Moda Sanremo, i look iconici di Anna Oxa
«Camaleontica», questo l'aggettivo che fornisce la chiave d'accesso per comprendere l'evoluzione di stile di Anna Oxa a Sanremo. Se per il suo debutto aveva scelto di abbattere i tabù legati alle differenze di genere, promuovendo una dichiarazione di accettazione e women's empowerment, nel decennio seguente Oxa si è repentinamente trasformata, tra aderenze preziose e scollature provocatorie, in una vera «femme fatale» dall'attitudine seducente e la voce ammaliatrice: ne è un perfetto esempio l'hooded dress realizzato da Paolo Negrato per l'edizione del 1986. Con l'arrivo dei 90s, invece, la cantante si fa portavoce di una nuova idea di sexyness: basti pensare alle preziosissime creazioni metalliche create per lei da Gianni Versace e al perizoma Gucci by Tom Ford indossato nel 1999.
Sono in tutto 14 le volte che la cantante barese ha partecipato a Sanremo tra il 1987, anno del suo debutto, e il 2011, due quelle che ha vinto – nel 1989 con il brano "Ti Lascerò", cantato insieme a Fausto Leali, e nel 1999 con la canzone "Senza pietà". Nel 1994 è stata anche co-conduttrice di Pippo Baudo e nel 2022 ha partecipato come ospite anche a Sanremo Giovani. Come ha riportato anche Alessandra Zauli in un articolo apparso su ELLE Italia, interrogata nel 1985 sulla sua tendenza ad apparire sempre diversa e a interpretare la sua musica attraverso la moda, Oxa aveva dichiarato: «Ritengo sia importante vivere in costante evoluzione. E se uno cambia dentro, naturalmente il suo aspetto esteriore ne risente».

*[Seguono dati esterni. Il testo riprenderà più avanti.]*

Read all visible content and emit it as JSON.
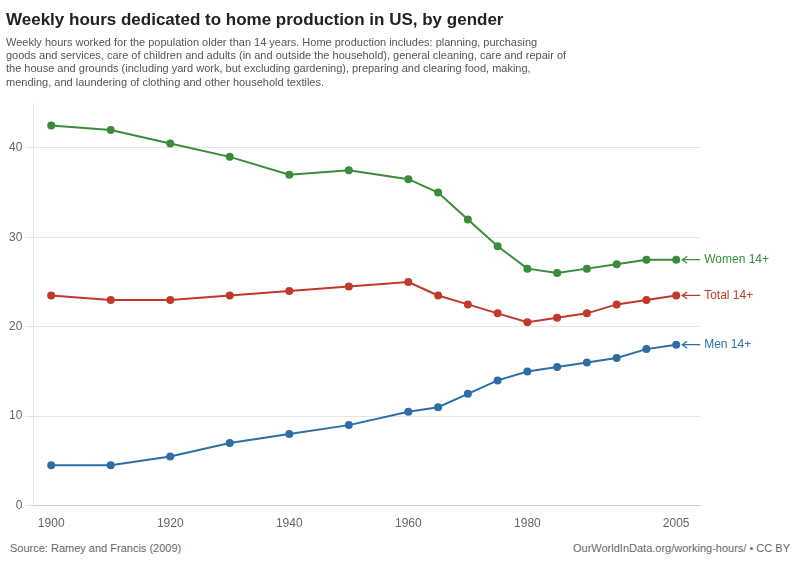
{
  "chart_data": {
    "type": "line",
    "title": "Weekly hours dedicated to home production in US, by gender",
    "subtitle": "Weekly hours worked for the population older than 14 years. Home production includes: planning, purchasing\ngoods and services, care of children and adults (in and outside the household), general cleaning, care and repair of\nthe house and grounds (including yard work, but excluding gardening), preparing and clearing food, making,\nmending, and laundering of clothing and other household textiles.",
    "source": "Source: Ramey and Francis (2009)",
    "credit": "OurWorldInData.org/working-hours/ • CC BY",
    "x": [
      1900,
      1910,
      1920,
      1930,
      1940,
      1950,
      1960,
      1965,
      1970,
      1975,
      1980,
      1985,
      1990,
      1995,
      2000,
      2005
    ],
    "series": [
      {
        "name": "Women 14+",
        "color": "#3a8c3a",
        "values": [
          42.5,
          42.0,
          40.5,
          39.0,
          37.0,
          37.5,
          36.5,
          35.0,
          32.0,
          29.0,
          26.5,
          26.0,
          26.5,
          27.0,
          27.5,
          27.5
        ]
      },
      {
        "name": "Total 14+",
        "color": "#c0392b",
        "values": [
          23.5,
          23.0,
          23.0,
          23.5,
          24.0,
          24.5,
          25.0,
          23.5,
          22.5,
          21.5,
          20.5,
          21.0,
          21.5,
          22.5,
          23.0,
          23.5
        ]
      },
      {
        "name": "Men 14+",
        "color": "#2e6ea6",
        "values": [
          4.5,
          4.5,
          5.5,
          7.0,
          8.0,
          9.0,
          10.5,
          11.0,
          12.5,
          14.0,
          15.0,
          15.5,
          16.0,
          16.5,
          17.5,
          18.0
        ]
      }
    ],
    "marker": "circle",
    "xlim": [
      1897,
      2009
    ],
    "xticks": [
      1900,
      1920,
      1940,
      1960,
      1980,
      2005
    ],
    "ylim": [
      0,
      45
    ],
    "yticks": [
      0,
      10,
      20,
      30,
      40
    ],
    "grid": "y"
  }
}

Ora, Anna Oxa è pronta a conquistare la nuova generazione: se attingerà dalle combinazioni di stile che hanno segnato la sua carriera, e contemporaneamente la storia della cultura italiana, o se ci coglierà nuovamente di sorpresa per interpretare "Sali (Il canto dell'anima)" a Sanremo 73, non è dato sapere. Quel che è certo è che non vediamo l'ora di vederla apparire in cima a quella fatidica scalinata, ancora una volta.